Ujiri, who along with Fall has been a major part of BWB since its first foray into Africa in 2003, led a contingent that included Brooklyn's Andrei Kirilenko and Lionel Hollins, Toronto's Dwane Casey and Amir Johnson and Denver's Brian Shaw, there in August. They instructed 60 top African players born in 1997 or 1998.

"It was unbelievable because I grew up in the '60s during the segregation and went through my first formative years in segregated schools in the south in Kentucky," said Casey, the Raptors' head coach. "It really hit home with me to know that the struggles that they went through with apartheid [in South Africa]."

For more than a decade, the NBA has conducted clinics, helped build facilities and aided communities in Africa. There have been 1,000 BWB participants from 31 African countries. Eight BWB camp players -- most recently Cameroon's Joel Embiid, this year's No. 3 overall selection -- have gone on to be drafted by NBA teams since the inception of the program.

The league also established an office in Johannesburg in 2010 and announced earlier this month that it will stage a first-ever exhibition game next August in South Africa. Ujiri called it a turning point.

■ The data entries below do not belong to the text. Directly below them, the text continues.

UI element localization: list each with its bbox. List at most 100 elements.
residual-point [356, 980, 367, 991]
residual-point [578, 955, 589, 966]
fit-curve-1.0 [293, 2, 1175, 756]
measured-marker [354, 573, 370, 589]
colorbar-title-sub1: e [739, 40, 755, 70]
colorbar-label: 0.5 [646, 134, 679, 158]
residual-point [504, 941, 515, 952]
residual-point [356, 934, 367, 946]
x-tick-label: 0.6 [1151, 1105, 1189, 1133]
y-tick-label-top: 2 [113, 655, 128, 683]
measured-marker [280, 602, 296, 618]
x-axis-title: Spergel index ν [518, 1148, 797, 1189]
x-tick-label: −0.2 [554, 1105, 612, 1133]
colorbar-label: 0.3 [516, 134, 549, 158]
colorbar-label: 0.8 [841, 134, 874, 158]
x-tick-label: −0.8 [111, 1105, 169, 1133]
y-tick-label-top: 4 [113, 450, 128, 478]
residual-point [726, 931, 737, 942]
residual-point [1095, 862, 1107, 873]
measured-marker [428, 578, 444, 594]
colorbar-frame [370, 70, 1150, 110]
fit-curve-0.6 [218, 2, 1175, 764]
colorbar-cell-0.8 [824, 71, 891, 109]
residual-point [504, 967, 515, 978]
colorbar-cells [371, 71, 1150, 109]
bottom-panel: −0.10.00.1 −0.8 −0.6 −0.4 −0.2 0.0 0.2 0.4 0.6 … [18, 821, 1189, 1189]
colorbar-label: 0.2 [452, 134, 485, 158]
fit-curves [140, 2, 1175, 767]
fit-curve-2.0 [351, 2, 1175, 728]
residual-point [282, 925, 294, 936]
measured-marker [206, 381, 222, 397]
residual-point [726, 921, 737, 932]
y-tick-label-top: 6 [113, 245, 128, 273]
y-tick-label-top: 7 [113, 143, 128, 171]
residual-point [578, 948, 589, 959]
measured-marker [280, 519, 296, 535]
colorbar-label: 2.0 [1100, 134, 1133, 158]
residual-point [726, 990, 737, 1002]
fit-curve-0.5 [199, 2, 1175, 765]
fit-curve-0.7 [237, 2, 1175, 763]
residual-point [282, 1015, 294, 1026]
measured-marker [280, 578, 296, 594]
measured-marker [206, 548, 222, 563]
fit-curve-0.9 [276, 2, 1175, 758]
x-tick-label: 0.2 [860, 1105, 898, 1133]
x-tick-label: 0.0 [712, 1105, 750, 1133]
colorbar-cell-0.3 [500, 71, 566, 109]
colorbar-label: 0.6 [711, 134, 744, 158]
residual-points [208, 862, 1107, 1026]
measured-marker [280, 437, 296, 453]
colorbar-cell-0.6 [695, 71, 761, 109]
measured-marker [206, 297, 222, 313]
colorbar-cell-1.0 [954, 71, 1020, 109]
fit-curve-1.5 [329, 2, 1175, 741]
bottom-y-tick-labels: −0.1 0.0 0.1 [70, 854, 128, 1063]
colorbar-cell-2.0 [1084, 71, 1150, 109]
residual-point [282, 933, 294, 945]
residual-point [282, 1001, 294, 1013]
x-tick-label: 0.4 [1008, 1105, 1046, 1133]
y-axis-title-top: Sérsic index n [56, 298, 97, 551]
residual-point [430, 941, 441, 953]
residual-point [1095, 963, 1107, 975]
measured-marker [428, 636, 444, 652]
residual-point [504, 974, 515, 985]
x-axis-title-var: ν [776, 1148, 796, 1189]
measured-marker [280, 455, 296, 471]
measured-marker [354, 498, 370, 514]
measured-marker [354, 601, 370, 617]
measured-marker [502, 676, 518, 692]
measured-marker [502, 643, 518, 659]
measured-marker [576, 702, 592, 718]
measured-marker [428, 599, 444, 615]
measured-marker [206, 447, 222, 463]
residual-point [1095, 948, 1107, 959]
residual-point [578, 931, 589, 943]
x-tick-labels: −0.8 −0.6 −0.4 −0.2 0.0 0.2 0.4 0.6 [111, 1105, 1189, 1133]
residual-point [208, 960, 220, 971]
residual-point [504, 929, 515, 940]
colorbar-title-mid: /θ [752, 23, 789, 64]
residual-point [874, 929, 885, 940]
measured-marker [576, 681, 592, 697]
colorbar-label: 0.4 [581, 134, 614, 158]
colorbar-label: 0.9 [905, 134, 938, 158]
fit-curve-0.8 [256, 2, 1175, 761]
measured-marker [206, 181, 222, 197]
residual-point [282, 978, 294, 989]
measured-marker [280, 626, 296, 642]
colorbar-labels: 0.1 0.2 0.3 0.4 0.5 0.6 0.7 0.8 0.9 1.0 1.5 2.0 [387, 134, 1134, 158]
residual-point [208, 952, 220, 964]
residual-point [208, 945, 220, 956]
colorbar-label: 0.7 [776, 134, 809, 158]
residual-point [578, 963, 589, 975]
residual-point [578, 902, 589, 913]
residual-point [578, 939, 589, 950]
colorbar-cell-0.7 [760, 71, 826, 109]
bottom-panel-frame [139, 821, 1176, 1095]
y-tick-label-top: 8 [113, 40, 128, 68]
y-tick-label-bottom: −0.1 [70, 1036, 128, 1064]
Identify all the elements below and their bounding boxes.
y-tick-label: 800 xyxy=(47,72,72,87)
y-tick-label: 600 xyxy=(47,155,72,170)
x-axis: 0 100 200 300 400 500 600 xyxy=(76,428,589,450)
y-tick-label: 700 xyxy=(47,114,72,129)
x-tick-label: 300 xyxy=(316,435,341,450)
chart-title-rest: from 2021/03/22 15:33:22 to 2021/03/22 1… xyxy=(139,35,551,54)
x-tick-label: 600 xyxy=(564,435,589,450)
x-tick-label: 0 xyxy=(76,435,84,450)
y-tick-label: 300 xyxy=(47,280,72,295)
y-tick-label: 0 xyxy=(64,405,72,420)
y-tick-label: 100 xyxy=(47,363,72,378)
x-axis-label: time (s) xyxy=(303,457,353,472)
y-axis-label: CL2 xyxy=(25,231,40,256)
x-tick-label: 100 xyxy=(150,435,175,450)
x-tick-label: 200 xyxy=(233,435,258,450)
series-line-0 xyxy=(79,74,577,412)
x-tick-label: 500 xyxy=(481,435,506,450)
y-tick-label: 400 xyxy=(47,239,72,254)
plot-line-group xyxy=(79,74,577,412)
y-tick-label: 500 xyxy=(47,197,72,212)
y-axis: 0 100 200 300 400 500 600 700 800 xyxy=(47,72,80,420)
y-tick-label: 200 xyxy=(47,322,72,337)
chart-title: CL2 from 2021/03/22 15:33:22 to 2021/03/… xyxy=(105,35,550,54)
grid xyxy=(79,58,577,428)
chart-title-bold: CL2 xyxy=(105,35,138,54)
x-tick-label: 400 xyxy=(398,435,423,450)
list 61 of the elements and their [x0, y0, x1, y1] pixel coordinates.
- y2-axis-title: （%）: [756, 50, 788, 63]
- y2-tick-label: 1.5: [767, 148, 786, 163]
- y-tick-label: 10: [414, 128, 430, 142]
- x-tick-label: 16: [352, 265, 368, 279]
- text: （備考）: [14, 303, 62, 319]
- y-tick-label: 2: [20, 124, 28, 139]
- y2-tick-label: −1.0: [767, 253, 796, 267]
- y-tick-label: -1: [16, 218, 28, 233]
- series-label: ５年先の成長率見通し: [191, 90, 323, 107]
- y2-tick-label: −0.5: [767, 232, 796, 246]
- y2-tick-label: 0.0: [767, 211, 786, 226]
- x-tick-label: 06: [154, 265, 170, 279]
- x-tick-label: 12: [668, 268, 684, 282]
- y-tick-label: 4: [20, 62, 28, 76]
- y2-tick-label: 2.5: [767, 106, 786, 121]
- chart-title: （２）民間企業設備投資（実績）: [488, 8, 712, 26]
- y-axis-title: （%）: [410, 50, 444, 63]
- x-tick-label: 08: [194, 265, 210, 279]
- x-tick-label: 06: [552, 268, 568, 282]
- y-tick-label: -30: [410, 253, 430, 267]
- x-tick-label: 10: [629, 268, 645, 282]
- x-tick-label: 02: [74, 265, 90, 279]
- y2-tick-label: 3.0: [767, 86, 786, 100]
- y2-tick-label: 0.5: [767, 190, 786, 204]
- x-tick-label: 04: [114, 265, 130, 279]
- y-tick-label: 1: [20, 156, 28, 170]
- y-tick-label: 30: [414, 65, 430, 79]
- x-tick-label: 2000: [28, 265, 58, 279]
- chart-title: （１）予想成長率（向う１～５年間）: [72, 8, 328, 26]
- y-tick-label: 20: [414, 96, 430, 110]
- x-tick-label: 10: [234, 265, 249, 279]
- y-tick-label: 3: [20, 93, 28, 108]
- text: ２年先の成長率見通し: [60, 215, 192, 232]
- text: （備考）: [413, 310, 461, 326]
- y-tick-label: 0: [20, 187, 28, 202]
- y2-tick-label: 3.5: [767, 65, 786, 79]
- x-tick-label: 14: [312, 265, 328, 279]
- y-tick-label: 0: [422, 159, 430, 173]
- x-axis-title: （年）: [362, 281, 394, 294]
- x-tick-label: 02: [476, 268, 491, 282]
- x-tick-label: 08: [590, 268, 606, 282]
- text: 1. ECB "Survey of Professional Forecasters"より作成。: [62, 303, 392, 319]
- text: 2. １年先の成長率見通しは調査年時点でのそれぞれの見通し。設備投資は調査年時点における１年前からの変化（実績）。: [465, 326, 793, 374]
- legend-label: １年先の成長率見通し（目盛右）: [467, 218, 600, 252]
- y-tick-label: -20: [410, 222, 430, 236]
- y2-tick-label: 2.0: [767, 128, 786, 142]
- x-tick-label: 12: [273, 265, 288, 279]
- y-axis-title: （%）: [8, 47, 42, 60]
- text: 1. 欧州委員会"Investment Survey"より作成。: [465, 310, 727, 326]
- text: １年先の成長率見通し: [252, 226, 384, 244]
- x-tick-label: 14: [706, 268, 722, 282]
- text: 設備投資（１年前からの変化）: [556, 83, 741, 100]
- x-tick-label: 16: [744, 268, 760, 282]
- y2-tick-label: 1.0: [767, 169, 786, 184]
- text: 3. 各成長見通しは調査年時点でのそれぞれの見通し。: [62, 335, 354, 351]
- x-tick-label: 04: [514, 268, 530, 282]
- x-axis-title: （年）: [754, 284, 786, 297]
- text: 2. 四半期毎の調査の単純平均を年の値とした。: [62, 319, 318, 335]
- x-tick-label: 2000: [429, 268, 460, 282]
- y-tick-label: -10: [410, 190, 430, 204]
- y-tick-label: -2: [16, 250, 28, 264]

"Six, seven years ago, this was not possible. Four years ago, an NBA office was possible. Now an exhibition game is possible. ... I think that is a huge step."

NBA commissioner Adam Silver added: "It's a great opportunity for the league and the sport of basketball in Africa. I don't anticipate this [canceled Team USA visit] will be a setback in any way. It's just a reality of dealing with a current health concern."

Some Team USA players still plan on making the trip to Africa eventually.

"Any part of Africa is going to be a learning experience for us," Derrick Rose said. "Going somewhere where you have never been to like that, somewhere that is so historical, especially for me would be incredible because nobody in my family has ever been. The day that I do go, I want to take my mom.

"I know I will have my day [in Africa]."